A: The accuracy of the equation depends on the assumptions made about the growth rate and the initial value. In this case, the equation assumes that the growth rate is constant at $12\%$ per year, and that the initial value is 8,500 square miles. If these assumptions are accurate, then the equation should provide a good prediction of the square mileage of developed land. However, if the assumptions are not accurate, then the equation may not provide a good prediction.
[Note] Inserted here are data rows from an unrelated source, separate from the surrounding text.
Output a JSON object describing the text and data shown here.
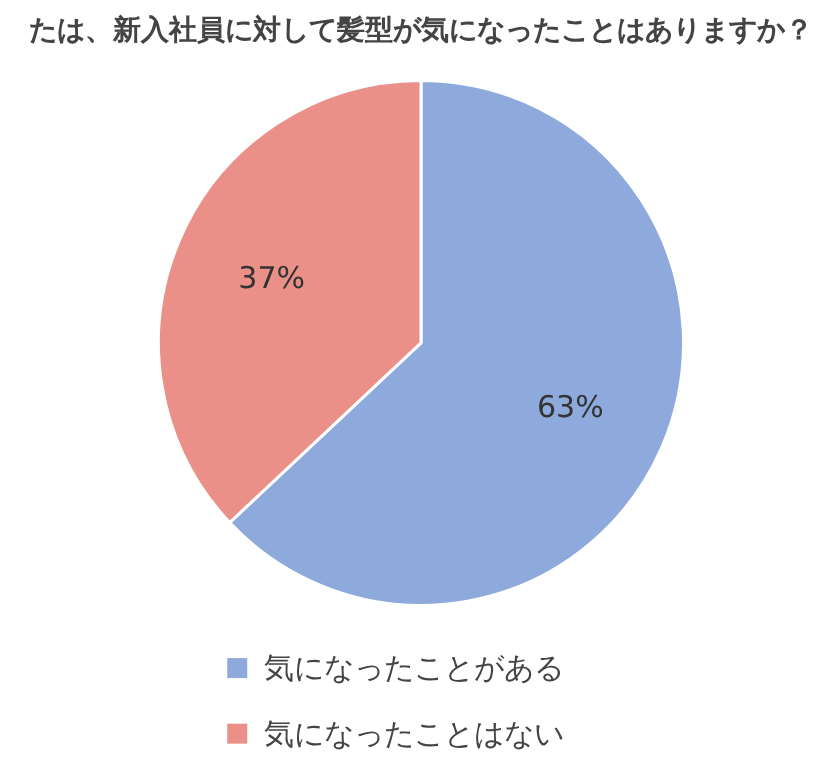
{
  "chart_data": {
    "type": "pie",
    "title": "たは、新入社員に対して髪型が気になったことはありますか？",
    "categories": [
      "気になったことがある",
      "気になったことはない"
    ],
    "values": [
      63,
      37
    ],
    "colors": [
      "#8eaadc",
      "#ea9088"
    ],
    "value_labels": [
      "63%",
      "37%"
    ],
    "legend": "bottom"
  }
}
A: Yes, the equation can be used to predict the square mileage of developed land in the long term. However, it's worth noting that the equation assumes that the growth rate remains constant over time, which may not be the case in reality. In the long term, the growth rate may change due to various factors such as changes in population growth, economic growth, and technological advancements.

A: Some limitations of the equation include:

• The equation assumes that the growth rate is constant over time, which may not be the case in reality.
• The equation assumes that the initial value is known with certainty, which may not be the case in reality.
• The equation does not take into account other factors that may affect the growth of developed land, such as changes in government policies, technological advancements, and economic conditions.

In conclusion, the equation for exponential growth is a powerful tool for modeling population growth and other types of growth. The equation can be used to predict the square mileage of developed land after a certain number of years, and it can be applied to a wide range of situations. However, it's worth noting that the equation has some limitations, and it should be used with caution.